The Austria Wirtschaftsservice Gesellschaft (aws) is an Austrian federal development and financing bank for the promotion and financing of companies. The bank provides around €1 billion (2008) in development aid, mainly as grants, loans and guarantees to finance projects in the value of almost €11 billion (2008). aws is focused on four different areas: Technology and innovation, equity and capital markets, promotion and financing as well as services for research and development management. In addition to these core activities it also administers the Austrian federal economic stimulus package of around €1 billion in 2009 and 2010. According to the OECD, Austria’s total official development assistance (ODA) (USD 1.9 billion) increased in 2022 due to an increase in in-donor refugee costs. It represented 0.39% of gross national income (GNI).

== History ==
The origins of this bank go back to four different public entities that merged in 2002 into aws: The BÜRGES Förderungsbank was founded in 1954 as a special bank for the support of small and mid-sized companies. In 1962, the ERP-Fonds (European Recovery Program) was set up based on the funds of the Marshall Plan to provide credit for economic development and innovation support. In 1969 the Finanzierungsgarantie Gesellschaft mbH was created in order to reduce the risk for project financing. The fourth organization, the Innovationsagentur, was founded in 1984 to support technology transfer.

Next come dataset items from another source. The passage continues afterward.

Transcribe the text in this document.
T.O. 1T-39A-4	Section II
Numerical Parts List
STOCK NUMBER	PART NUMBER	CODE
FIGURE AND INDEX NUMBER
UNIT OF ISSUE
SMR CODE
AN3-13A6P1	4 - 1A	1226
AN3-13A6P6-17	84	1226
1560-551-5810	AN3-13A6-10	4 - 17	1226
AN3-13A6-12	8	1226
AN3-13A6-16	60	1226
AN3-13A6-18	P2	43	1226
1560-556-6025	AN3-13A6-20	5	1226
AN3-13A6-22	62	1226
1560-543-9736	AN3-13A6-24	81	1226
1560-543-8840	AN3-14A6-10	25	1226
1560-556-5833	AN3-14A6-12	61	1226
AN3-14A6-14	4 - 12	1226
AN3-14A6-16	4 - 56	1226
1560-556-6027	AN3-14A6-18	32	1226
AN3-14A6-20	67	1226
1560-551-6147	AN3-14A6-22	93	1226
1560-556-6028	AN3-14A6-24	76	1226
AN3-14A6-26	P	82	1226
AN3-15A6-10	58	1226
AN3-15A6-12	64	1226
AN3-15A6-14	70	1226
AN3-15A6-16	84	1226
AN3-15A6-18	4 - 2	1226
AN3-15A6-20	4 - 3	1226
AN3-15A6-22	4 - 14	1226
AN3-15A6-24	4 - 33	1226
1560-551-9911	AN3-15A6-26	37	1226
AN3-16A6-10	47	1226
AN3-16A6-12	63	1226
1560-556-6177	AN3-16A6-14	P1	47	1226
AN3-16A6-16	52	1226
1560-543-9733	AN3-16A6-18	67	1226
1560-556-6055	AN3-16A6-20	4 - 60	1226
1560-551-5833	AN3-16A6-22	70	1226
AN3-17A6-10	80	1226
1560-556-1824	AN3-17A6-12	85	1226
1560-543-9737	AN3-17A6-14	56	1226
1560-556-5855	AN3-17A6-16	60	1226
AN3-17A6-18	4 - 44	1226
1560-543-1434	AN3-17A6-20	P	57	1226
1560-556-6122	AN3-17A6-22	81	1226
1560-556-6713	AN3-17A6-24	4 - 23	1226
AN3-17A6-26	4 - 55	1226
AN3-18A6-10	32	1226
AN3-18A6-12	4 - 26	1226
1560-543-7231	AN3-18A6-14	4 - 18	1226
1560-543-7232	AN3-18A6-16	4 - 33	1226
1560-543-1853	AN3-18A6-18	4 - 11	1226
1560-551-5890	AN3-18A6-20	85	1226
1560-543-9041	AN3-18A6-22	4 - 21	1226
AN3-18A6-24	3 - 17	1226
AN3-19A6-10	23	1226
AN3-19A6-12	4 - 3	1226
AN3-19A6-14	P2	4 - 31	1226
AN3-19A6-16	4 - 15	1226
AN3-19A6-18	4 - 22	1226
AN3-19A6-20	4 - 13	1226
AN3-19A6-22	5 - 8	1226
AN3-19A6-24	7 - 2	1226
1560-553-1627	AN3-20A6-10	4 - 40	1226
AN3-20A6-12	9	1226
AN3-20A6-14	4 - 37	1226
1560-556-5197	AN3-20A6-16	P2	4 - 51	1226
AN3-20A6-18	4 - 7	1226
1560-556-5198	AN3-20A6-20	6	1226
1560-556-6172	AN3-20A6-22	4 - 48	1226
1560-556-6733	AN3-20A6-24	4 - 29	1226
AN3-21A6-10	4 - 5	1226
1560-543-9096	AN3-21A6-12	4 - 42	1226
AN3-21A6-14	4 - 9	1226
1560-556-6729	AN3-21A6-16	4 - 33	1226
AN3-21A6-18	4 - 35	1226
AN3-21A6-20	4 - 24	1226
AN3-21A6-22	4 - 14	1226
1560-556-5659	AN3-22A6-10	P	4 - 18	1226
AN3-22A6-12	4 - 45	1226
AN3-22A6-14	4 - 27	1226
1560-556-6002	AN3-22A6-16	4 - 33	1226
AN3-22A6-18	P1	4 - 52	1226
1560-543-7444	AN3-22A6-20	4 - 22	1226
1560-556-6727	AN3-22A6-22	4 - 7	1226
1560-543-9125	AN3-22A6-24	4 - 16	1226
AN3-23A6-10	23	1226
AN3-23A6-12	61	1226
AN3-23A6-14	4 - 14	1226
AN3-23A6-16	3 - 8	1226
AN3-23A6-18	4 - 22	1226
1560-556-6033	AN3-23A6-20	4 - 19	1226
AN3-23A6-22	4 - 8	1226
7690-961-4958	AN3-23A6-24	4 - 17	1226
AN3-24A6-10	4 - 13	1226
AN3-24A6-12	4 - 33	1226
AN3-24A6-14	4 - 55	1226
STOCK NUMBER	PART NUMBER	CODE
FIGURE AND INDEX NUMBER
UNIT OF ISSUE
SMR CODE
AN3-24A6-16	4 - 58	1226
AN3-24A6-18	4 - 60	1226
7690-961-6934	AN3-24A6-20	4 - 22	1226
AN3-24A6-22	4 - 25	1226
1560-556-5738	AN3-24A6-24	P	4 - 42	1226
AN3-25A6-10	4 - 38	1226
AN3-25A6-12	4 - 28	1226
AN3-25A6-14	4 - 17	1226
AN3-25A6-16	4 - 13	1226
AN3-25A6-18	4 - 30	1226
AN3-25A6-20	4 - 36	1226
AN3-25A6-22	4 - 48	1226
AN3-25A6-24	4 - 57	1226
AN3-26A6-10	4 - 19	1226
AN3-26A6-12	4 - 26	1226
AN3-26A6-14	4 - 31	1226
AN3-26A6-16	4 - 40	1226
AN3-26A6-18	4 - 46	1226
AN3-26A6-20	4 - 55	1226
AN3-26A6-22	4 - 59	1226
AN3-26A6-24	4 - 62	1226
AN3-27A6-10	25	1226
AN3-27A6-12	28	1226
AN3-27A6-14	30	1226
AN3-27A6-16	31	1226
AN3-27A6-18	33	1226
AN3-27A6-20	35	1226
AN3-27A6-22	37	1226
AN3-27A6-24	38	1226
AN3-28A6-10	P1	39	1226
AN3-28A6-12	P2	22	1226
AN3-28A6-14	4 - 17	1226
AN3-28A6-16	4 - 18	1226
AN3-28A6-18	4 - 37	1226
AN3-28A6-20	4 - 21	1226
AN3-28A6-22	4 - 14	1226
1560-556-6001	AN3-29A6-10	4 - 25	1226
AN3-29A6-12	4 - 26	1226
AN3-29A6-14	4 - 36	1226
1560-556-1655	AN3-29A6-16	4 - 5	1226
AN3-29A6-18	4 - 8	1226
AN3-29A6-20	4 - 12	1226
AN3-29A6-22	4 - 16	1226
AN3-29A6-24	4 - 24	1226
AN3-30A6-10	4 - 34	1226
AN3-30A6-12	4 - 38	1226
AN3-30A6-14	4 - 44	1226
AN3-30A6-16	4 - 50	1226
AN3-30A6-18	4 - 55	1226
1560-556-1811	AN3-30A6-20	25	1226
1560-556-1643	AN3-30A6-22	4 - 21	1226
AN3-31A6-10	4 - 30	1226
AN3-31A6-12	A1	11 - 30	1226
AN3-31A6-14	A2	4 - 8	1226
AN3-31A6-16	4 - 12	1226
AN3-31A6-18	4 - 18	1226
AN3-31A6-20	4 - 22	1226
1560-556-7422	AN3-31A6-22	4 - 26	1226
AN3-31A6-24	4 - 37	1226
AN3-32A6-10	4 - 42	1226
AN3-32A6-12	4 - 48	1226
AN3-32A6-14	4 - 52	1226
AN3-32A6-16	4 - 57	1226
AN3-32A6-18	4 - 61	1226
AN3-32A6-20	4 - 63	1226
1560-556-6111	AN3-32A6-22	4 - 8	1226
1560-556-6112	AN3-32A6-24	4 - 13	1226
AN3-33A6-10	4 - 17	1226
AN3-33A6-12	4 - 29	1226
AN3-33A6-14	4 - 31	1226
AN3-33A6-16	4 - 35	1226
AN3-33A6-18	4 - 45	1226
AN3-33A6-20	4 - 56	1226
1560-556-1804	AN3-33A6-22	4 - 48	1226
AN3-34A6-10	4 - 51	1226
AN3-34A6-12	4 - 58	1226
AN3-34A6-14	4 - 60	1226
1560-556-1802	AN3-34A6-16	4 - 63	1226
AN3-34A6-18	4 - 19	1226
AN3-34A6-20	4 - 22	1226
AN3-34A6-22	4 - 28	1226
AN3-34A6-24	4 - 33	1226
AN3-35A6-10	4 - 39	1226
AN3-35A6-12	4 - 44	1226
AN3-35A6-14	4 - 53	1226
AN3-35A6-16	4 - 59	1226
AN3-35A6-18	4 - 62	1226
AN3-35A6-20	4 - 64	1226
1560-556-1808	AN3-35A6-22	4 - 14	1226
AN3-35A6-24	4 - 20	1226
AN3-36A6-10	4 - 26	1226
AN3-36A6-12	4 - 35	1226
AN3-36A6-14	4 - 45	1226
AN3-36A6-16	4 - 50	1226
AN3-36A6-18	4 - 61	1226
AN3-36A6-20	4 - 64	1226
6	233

== Programs and services ==
Austria Wirtschaftservice supports companies in Austria with grants, loans, guarantees and consulting services in the following areas:
- Promotion schemes for start-up companies.
- Support programs for the growth of established companies, with focus on regional growth, strengthening of competitiveness and job creation.
- Special financing schemes for innovation and technology commercialization, particularly in the deep technology fields IT and communication, green technology, life sciences (Life Science Austria - LISA) and physical sciences, as well as the creative industries (impulse):
  - PreSeed: Financing of preseed projects of up to €200,000 per project (Life Science, IT, Physical Sciences).
  - Seedfinancing: Financing of innovative start-ups of up to €800,000 per project (Life Science, IKT, Physical Sciences).
  - impulse XS, impulse XL, impulse LEAD: Financing schemes for start-ups in the creative industries of up to €300,000 per project.
  - Management auf Zeit (MAZ): Financing of external experts that temporarily provide start-ups with their know-how in finance, marketing or technology.
  - Competitions and awards: Complementary to these financing schemes, innovation stimulating competitions such as "Jugend Innovativ" and the international life science business plan competition Best of Biotech are organized.

== International cooperation ==
The aws cooperates closely with international financing institutions such as EBRD,
European Investment Bank, European Investment Fund, IFC and World Bank. It is member of AECM (European Mutual Guarantee Association), EDFI (European Development Finance Institutions) and NEFI (Network of European Financial Institutions for SME).